Search code examples
haskellhappy

syntax happy parser meaning


I have this grammar section in a happy parser, given on the Happy official site, but I need some deeper explanation of the meaning of the rules in brackets. Here is the token definition

%token 
      let             { TokenLet }
      in              { TokenIn }
      int             { TokenInt $$ }
      var             { TokenVar $$ }
      '='             { TokenEq }
      '+'             { TokenPlus }
      '-'             { TokenMinus }
      '*'             { TokenTimes }
      '/'             { TokenDiv }
      '('             { TokenOB }
      ')'             { TokenCB }

and here the grammar section

Exp   : let var '=' Exp in Exp  { Let $2 $4 $6 }
          | Exp1                    { Exp1 $1 }

Exp1  : Exp1 '+' Term           { Plus $1 $3 }
      | Exp1 '-' Term           { Minus $1 $3 }
      | Term                    { Term $1 }

Term  : Term '*' Factor         { Times $1 $3 }
      | Term '/' Factor         { Div $1 $3 }
      | Factor                  { Factor $1 }

Factor            
      : int                     { Int $1 }
      | var                     { Var $1 }
      | '(' Exp ')'             { Brack $2 }

What I understand is that the lexer, defined below in the file, should produce tokens only of the type definined and then build the parse tree using the grammar. But what exactley mean "{Let $2 $4 $6}"? I know that $2 refers to the second rule argument and so on but if someone can give me a "human read version" of the rules I would be really happy. Hope I've been clear.

Thanks in advance.


Solution

  • In the %token section the left column is the token names used elsewhere in the grammar, and the right is a pattern that can be used in a case statement. Where you see $$ Happy will substitute its own variable. So if the resulting parser is expecting an Integer at some point then Happy will have a case statement with a pattern including TokenInt v1234 where the v1234 bit is a variable name created by Happy.

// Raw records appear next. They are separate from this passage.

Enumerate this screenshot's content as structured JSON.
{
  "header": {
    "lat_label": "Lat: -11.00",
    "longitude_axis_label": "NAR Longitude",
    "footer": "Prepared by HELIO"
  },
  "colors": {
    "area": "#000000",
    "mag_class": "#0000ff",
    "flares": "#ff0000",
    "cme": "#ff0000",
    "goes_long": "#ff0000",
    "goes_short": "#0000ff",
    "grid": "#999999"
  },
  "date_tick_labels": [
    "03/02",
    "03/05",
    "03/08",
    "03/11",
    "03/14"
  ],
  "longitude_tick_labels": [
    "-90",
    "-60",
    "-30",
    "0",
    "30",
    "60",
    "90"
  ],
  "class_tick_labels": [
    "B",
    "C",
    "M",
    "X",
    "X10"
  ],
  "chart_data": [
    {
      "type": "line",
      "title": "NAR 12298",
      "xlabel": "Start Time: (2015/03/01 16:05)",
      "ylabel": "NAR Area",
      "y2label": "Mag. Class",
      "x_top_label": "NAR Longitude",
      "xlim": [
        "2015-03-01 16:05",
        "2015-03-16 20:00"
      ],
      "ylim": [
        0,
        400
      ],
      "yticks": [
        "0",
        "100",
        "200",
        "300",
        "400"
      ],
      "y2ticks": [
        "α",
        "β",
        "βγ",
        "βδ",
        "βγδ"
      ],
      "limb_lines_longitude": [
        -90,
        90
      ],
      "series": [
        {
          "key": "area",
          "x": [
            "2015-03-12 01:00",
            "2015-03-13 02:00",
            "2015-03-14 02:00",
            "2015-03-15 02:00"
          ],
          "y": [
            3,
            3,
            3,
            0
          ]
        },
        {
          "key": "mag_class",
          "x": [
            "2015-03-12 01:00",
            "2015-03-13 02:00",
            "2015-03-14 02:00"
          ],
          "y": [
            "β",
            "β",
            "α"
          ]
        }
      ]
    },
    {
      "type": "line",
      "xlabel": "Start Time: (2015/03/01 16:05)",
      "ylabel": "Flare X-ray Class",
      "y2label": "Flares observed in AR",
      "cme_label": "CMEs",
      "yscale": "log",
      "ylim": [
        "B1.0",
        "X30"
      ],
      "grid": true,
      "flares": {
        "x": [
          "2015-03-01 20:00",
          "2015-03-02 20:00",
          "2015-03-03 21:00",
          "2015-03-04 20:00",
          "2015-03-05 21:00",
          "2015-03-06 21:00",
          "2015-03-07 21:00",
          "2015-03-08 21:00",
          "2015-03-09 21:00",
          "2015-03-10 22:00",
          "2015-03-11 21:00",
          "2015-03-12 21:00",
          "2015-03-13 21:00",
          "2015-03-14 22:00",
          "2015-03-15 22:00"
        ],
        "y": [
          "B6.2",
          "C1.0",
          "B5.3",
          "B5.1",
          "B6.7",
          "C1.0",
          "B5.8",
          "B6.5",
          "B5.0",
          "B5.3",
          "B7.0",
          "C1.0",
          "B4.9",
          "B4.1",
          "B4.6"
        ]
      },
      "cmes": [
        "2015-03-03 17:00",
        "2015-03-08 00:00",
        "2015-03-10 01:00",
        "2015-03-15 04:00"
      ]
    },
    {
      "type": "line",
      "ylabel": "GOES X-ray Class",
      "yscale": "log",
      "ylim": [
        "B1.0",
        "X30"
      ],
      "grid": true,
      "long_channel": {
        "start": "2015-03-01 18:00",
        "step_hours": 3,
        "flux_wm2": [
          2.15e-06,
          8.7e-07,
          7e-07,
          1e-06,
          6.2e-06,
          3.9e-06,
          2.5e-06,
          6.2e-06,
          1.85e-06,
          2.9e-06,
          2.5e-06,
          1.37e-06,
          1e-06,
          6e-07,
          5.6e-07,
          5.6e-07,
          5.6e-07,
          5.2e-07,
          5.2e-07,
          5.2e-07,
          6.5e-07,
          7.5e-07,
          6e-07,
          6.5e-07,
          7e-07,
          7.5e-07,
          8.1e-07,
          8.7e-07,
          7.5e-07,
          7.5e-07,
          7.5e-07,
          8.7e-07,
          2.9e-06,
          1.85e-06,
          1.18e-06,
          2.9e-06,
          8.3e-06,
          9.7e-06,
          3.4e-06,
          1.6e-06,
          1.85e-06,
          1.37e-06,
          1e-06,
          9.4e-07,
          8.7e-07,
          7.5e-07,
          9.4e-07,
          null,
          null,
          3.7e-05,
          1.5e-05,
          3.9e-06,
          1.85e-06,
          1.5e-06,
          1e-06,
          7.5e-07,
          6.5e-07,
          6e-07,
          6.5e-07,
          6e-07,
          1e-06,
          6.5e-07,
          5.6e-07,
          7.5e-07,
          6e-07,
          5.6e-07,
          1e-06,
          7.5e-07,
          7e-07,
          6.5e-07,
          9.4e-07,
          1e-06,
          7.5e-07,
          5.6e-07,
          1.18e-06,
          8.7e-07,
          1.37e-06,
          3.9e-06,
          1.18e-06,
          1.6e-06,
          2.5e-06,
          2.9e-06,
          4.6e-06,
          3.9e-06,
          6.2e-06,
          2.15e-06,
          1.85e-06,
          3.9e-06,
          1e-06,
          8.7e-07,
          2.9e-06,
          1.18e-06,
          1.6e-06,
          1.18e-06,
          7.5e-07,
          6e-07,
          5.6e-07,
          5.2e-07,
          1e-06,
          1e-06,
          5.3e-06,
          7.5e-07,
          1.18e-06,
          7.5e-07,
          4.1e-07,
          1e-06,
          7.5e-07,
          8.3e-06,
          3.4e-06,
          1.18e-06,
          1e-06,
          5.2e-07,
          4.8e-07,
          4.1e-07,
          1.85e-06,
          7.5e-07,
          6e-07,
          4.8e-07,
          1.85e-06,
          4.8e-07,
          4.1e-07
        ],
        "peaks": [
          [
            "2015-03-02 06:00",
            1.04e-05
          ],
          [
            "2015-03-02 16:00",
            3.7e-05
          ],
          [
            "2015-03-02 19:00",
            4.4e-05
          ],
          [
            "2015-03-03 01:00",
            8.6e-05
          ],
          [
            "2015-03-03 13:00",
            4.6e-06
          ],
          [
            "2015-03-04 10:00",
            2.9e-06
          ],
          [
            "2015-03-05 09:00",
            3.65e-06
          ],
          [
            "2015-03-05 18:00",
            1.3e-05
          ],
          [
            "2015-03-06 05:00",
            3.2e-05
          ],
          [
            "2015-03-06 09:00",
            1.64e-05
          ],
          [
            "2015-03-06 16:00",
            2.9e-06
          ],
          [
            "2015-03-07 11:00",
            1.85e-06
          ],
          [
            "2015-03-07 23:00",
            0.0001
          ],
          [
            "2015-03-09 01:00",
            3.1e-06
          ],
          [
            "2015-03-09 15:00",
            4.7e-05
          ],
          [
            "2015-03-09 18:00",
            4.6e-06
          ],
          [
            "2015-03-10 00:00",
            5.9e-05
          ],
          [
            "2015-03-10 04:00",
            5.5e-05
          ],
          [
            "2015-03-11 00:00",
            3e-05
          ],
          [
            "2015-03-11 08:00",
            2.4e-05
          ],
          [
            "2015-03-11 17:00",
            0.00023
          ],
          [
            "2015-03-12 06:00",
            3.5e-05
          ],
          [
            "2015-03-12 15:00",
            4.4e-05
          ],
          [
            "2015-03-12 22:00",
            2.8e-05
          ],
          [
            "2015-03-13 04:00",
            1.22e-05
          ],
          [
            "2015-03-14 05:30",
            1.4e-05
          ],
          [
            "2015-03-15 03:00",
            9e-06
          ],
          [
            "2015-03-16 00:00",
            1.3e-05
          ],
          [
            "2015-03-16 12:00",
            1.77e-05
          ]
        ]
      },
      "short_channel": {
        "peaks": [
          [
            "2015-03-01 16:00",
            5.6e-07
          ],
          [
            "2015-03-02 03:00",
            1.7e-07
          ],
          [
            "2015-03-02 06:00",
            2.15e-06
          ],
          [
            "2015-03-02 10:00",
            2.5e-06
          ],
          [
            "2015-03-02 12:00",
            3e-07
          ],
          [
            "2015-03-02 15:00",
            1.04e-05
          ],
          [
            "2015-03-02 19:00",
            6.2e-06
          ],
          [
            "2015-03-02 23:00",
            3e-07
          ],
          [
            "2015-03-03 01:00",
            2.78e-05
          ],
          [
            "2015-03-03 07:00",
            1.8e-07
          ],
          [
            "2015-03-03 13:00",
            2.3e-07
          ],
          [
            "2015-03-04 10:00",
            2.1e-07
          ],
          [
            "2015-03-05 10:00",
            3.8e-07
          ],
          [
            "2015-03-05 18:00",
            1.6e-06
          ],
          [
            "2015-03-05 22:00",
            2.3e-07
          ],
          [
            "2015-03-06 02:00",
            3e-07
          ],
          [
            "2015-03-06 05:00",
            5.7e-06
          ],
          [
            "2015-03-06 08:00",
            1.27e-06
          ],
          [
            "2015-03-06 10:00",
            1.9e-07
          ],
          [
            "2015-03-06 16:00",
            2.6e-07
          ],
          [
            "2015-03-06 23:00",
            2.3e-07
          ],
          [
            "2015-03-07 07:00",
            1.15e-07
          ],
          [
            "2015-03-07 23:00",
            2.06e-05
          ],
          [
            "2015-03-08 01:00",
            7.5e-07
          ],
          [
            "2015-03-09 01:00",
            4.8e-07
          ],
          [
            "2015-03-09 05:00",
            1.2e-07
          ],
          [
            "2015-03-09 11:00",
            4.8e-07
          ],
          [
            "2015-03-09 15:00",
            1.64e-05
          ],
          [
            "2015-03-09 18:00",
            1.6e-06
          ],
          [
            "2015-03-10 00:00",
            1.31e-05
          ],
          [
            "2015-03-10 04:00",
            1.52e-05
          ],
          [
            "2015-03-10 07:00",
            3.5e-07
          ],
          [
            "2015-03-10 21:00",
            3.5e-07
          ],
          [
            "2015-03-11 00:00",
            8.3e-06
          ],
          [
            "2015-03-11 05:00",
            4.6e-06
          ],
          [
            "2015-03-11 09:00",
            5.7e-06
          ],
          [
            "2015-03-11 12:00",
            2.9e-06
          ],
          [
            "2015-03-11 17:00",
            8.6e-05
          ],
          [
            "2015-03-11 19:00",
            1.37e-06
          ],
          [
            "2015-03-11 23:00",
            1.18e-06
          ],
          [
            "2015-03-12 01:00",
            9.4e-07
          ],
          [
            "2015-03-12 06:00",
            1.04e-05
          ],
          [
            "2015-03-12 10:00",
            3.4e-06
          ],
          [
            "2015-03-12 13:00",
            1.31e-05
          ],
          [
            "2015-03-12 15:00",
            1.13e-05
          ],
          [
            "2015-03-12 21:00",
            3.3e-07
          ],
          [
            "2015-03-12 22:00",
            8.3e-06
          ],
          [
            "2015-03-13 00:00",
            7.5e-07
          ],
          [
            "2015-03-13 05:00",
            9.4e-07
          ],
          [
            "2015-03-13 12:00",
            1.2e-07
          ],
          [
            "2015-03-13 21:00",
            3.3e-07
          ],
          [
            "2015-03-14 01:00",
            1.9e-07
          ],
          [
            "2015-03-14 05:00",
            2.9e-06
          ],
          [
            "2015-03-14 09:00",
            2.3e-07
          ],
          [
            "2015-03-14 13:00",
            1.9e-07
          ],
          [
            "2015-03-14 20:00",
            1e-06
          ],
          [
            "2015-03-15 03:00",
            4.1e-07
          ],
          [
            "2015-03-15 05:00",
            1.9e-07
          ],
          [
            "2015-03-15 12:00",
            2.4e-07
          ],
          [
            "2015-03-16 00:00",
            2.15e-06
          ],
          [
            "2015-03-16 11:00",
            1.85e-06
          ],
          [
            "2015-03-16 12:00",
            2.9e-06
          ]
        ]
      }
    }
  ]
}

    The "Let" is the constructor for the grammar expression being recognised. If you look a little lower in the example page you will see

    data Exp  
        = Let String Exp Exp
        | Exp1 Exp1
        deriving Show
    

    So the Let constructor takes a string and two sub-expressions (of type 'Exp'). If you look at the grammar you can see that there six elements in the let rule. The first is just the constant string "let". That is used by the generated parser to figure out that its looking at a "let" clause, but the resulting parse tree doesn't need it. So $1 doesn't appear. Instead the first argument to the Let constructor has to be the name of the variable being bound, which is the second item in the grammar rule. Hence this is $2. The other things are the two sub-expressions, which are $4 and $6 by the same logic. Both of these can be arbitrarily complex expressions: Happy figures out where they begin and end and parses them by following the other rules for what constitutes expressions.